A separate report today showed manufacturing in the U.S. expanded in December at the fastest pace in more than three years. The Institute for Supply Management’s factory index rose to 55.9, the highest level since April 2006.

Construction spending totaled $900 billion in November, the lowest level since July 2003.

Residential Construction

Private residential construction spending dropped 1.6 percent in November, the most since June, after a 4.8 percent surge a month earlier. Compared with November 2008, it was down 19 percent.

Non-residential construction, including public projects fell 0.2 percent. It was down 11 percent from 12 months earlier. Privately funded non-residential construction eased to $330.5 billion, the lowest level since January 2007, from $330.6 billion.

Public construction decreased 0.4 percent in November, led by health care, power and highway and street projects.

While the extension of a federal tax credit for first-time homebuyers may help sustain demand for homes in coming months, tight bank credit and more foreclosures may limit construction of new homes as well as economic growth.

Fed’s Kohn

“Lingering credit constraints are a key reason why I expect the strengthening in economic activity to be gradual,” Federal Reserve Vice Chairman Donald Kohn said yesterday in a speech to the American Economic Association in Atlanta.

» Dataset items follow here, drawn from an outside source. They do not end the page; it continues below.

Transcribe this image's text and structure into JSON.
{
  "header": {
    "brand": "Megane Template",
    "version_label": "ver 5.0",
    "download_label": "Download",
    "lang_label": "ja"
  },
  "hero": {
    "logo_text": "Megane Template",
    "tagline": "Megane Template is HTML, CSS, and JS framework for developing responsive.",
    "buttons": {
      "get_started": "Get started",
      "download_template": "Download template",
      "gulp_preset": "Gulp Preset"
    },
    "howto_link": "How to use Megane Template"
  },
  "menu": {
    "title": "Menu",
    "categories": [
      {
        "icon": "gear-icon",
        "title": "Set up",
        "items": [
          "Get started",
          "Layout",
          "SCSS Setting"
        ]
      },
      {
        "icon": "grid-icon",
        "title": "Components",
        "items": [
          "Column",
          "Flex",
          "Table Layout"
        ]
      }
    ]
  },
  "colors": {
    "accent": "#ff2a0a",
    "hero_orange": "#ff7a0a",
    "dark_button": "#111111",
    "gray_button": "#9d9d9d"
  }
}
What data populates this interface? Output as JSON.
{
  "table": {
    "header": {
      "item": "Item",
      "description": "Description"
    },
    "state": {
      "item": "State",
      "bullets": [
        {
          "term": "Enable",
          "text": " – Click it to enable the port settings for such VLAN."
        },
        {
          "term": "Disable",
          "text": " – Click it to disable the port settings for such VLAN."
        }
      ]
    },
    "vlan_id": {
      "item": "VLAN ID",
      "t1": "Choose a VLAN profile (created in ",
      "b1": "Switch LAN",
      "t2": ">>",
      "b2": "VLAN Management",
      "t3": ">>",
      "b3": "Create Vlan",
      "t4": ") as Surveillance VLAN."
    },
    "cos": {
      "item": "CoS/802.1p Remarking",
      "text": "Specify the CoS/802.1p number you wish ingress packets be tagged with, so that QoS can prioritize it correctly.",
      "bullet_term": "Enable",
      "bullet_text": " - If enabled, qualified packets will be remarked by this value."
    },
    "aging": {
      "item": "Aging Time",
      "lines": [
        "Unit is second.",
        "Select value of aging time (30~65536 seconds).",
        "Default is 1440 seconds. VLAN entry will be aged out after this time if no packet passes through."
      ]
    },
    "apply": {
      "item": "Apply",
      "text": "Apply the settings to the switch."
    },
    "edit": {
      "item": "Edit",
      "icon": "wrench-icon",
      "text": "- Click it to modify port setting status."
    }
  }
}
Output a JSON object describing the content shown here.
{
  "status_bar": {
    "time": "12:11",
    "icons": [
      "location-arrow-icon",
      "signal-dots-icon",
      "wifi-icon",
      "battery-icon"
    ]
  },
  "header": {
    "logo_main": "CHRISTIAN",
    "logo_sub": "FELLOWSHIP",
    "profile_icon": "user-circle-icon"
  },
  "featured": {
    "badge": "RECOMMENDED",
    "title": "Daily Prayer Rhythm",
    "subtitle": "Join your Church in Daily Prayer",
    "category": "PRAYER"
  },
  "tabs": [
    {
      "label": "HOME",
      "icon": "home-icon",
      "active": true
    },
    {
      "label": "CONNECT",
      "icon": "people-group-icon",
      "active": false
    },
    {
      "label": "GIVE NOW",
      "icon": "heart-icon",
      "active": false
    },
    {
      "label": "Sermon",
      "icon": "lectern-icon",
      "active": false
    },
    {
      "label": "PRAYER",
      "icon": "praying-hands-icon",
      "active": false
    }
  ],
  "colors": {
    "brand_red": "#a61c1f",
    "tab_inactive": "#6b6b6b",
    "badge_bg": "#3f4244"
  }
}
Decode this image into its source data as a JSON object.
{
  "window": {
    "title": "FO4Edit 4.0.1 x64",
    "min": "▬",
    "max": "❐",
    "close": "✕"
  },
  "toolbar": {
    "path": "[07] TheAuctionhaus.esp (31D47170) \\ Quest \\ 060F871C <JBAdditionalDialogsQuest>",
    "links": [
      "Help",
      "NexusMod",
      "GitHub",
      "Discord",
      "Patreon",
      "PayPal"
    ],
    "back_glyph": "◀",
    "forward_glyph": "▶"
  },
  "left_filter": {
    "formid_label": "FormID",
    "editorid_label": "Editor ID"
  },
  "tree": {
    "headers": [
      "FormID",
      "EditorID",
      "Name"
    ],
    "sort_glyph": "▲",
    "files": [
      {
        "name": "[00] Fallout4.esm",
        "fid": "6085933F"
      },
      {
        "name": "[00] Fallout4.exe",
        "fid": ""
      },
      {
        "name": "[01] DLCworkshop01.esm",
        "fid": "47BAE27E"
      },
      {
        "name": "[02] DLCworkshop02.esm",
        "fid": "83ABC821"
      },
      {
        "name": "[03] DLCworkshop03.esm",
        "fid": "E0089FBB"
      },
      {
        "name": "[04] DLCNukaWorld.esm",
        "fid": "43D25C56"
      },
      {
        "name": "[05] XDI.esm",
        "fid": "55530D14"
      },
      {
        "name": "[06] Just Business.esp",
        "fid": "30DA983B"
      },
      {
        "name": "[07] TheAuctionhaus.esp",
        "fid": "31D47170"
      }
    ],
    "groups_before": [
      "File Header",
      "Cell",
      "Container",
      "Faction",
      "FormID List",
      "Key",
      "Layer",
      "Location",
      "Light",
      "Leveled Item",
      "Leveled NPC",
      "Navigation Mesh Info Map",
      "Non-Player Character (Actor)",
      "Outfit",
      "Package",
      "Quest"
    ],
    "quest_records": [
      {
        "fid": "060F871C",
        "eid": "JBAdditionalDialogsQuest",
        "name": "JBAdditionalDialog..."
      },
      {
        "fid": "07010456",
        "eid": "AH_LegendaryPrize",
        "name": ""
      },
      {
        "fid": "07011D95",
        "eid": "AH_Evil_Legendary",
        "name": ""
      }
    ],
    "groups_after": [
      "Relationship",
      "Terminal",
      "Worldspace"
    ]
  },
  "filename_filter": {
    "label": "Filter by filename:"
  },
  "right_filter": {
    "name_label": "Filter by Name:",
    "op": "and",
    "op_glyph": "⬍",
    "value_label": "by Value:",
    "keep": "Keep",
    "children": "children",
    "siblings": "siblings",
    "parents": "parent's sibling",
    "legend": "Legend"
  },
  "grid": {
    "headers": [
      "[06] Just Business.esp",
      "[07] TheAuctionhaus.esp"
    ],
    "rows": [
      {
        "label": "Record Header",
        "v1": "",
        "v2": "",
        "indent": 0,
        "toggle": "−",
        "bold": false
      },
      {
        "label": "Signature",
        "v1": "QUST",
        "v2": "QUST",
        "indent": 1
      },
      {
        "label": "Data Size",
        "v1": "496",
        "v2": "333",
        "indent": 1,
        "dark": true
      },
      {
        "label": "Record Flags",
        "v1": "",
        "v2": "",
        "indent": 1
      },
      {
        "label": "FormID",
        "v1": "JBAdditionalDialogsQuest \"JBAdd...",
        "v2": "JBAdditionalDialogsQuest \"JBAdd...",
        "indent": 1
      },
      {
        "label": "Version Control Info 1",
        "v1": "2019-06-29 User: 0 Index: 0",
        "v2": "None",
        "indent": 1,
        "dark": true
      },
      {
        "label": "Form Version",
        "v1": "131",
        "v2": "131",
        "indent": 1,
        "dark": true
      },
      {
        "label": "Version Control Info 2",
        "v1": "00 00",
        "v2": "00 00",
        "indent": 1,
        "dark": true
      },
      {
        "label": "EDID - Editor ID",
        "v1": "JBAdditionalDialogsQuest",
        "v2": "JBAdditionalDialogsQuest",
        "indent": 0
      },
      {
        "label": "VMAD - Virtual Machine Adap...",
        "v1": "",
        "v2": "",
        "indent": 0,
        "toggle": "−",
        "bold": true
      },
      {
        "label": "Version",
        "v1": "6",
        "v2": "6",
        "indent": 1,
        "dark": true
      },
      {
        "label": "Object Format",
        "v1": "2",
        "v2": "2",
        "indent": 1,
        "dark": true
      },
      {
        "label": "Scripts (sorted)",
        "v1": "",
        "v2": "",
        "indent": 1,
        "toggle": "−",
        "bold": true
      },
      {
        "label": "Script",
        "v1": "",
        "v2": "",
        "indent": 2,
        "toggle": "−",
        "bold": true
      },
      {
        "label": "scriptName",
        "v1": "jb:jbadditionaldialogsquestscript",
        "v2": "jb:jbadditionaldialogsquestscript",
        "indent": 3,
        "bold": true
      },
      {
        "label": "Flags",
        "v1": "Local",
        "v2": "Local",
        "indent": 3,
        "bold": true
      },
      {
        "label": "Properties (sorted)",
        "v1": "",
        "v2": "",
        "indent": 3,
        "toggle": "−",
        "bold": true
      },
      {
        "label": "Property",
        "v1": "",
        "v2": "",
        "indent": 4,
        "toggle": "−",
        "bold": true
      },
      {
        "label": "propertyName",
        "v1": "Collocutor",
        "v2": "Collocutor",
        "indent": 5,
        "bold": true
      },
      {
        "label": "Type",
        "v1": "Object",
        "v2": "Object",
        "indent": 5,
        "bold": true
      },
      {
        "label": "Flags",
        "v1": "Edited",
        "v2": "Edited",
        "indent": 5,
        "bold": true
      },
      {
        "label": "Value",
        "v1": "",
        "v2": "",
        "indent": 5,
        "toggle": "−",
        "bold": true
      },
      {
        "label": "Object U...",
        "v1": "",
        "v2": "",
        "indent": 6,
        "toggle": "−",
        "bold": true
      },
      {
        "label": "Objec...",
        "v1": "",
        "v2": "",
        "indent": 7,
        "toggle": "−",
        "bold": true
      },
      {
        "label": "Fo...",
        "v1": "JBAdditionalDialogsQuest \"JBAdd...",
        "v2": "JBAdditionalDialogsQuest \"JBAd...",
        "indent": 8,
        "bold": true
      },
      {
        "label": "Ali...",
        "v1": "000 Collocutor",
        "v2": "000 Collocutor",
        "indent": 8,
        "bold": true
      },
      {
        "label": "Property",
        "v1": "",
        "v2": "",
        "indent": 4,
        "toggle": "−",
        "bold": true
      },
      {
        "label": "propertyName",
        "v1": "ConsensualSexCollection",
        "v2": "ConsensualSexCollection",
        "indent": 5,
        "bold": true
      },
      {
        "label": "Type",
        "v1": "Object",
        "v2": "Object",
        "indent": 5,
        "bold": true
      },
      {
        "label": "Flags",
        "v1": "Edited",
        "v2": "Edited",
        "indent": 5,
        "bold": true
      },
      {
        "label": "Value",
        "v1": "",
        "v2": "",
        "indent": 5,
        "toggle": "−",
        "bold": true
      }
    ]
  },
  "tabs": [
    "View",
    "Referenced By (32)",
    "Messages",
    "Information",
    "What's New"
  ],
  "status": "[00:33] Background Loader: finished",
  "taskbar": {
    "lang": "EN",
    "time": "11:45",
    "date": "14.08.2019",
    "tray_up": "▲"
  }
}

Foreclosure filings probably reached a record for the second straight year in 2009, with 3.9 million notices sent to homeowners in default, RealtyTrac Inc. said Dec. 10.

A report from the Commerce Department on Dec. 16 showed starts of new homes rose 8.9 percent in November, signaling a housing market that’s stabilized since its collapse during the recession.

“We don’t know how fast we’re coming back, but we do know we’re coming back,” Robert Toll, chief executive of Horsham, Pennsylvania-based Toll Brothers Inc. said Dec. 11 in a Bloomberg Television interview. “There’s a pretty good reservoir of pent-up demand.”

The largest U.S. luxury-home builder, projected a week earlier that deliveries may fall by as much as 33 percent in the 12 months through October 2010, and the average selling price may drop to as low as $540,000.

“We believe it may take some time for Americans to regain confidence in our economy, their job status and the benefits of home ownership,” Toll said in a Dec. 3 statement.

Commercial Construction

Non-residential construction may continue to struggle. The commercial mortgage default rate on loans held by U.S. banks more than doubled to 3.4 percent in the third quarter as vacancies rose and rents declined, Real Estate Econometrics LLC said Dec. 1. Defaults in the first nine months of 2009 were the highest since 1993, the firm said.

Commercial real estate remained a problem area for the economy from October to mid-November, with markets and construction “depicted as very weak and, in many cases, deteriorating,” the Fed said Dec. 2 in its Beige Book report.

While most regions in the U.S. reported increased home sales, new construction was “generally characterized as weak,” with three districts showing “some pickup” in homebuilding, two reporting declines and three saying it was “flat or stabilizing.”